Dubbed 2Africa, the initiative will be one of the biggest subsea cable projects the world has seen, with the undersea cable expected to be 37,000km long, "nearly equal to the circumference of the earth," Facebook said.
It will interconnect Europe, the Middle East, and 21 landings in 16 African countries. The group, which also includes China Mobile, MTN GlobalConnect, Orange, Telecom Egypt, Vodafone, and WIOCC said the undersea cable will go live in 2023 and 2024. It will deliver more capacity than all the subsea cables serving Africa today.
"2Africa is a major element of our ongoing investment in Africa to bring more people online to a faster internet," Facebook's vice president of network infrastructure Najam Ahmad said in a press release announcing the initiative. The social media network operator notes that Africa is the least connected continent on the planet with only a little more than one-quarter of its 1.3 billion people connected to the Internet.

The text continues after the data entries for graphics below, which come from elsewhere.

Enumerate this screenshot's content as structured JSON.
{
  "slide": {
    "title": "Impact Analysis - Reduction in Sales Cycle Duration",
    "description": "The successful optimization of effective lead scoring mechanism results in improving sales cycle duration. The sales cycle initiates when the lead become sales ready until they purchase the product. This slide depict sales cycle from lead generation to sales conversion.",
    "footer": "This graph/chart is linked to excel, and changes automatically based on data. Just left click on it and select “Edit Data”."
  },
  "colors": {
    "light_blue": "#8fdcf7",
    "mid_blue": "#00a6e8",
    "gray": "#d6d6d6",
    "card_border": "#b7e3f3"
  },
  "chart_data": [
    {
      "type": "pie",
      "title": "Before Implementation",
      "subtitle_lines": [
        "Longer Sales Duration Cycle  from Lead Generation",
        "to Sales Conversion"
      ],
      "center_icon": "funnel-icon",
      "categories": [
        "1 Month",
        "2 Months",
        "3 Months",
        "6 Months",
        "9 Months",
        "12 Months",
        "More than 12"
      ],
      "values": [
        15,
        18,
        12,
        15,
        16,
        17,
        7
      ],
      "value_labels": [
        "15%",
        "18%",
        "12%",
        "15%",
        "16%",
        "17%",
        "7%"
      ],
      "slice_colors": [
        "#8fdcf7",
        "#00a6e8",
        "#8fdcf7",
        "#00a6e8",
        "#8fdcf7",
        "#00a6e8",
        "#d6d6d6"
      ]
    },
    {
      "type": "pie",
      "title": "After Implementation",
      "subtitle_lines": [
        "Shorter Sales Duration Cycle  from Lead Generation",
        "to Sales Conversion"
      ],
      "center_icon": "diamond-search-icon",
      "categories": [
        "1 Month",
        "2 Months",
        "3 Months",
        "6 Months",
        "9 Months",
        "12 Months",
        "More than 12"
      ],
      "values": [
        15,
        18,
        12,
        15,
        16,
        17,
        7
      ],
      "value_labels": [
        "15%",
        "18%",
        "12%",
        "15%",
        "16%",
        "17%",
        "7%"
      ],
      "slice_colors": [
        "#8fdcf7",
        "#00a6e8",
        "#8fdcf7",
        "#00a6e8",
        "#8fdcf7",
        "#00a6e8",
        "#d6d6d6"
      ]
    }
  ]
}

Once the cable is completed it will bring reliable Internet access across Africa, supplement demand for capacity in the Middle East, and support the growth of 4G, 5G, and broadband on the African continent, says Facebook. Facebook didn't say how much money it's investing in the project. However, it builds on other investments it's made in South Africa, Uganda, Nigeria, and the Democratic Republic of the Congo.
The tech stock is the latest technology company to set its sights on Africa. Last year, Twitter (NYSE:TWTR) CEO Jack Dorsey said he planned to live in Africa for several months out of the year, although that that plan was put on hold because of the COVID-19 pandemic. Meanwhile, Alphabet's (NASDAQ:GOOG) (NASDAQ:GOOGL) Google is developing Equiano, a subsea cable that will connect Africa with Europe.